Here’s an early attempt at operating the Bitstream 3X arpeggiator that I created last month. It got rejected until now, but I still like the simplicity of it. Although the modulations are too rough for it to be useable, it is still viable as inspiration for a future piece.
Here’s a nearly two minute long excerpt from the third track, titled Particle Agent from our upcoming Ostracon debut, Unauthorized Modifications. The following description of the album from the press release offers insight into how this album was produced. (Photo of Graham O’Brien with Ostracon at the In/Out Festival in NYC, courtesy of inoutfest.org)
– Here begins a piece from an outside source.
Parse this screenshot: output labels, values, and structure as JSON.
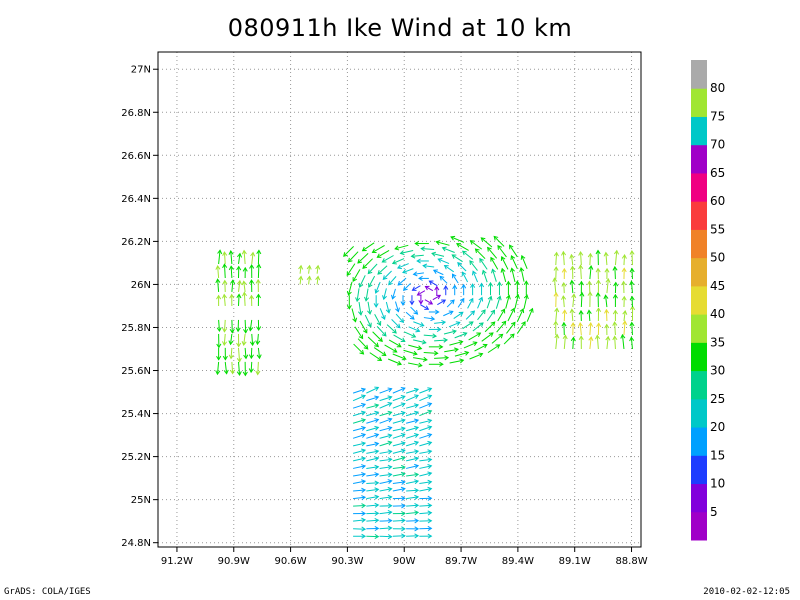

Ostracon is producer John Keston (AudioCookbook.org) on electronics and drummer Graham O’Brien (No Bird Sing). No keyboards are used in their music. Instead, Keston uses his custom sequencing software and hand manipulated light controllers to convert projected video signals into a stream of generative melodic structures. During their performances and recording sessions the visuals, electronics, and synchronized drumming are interwoven creating ephemeral structures that are familiar yet never repeated outside of each composition. O’Brien’s percussive statements firmly place the work into a non-linear landscape, grounded in an impossible to categorize igneous crust. UNAUTHORIZED MODIFICATIONS includes six pieces recorded and mixed at the former Flyte Tyme studios by Adam Krinsky. The the tracks, interspersed with angular melodic passages, sound mysterious, organic, and periodically invoke dystopian imagery.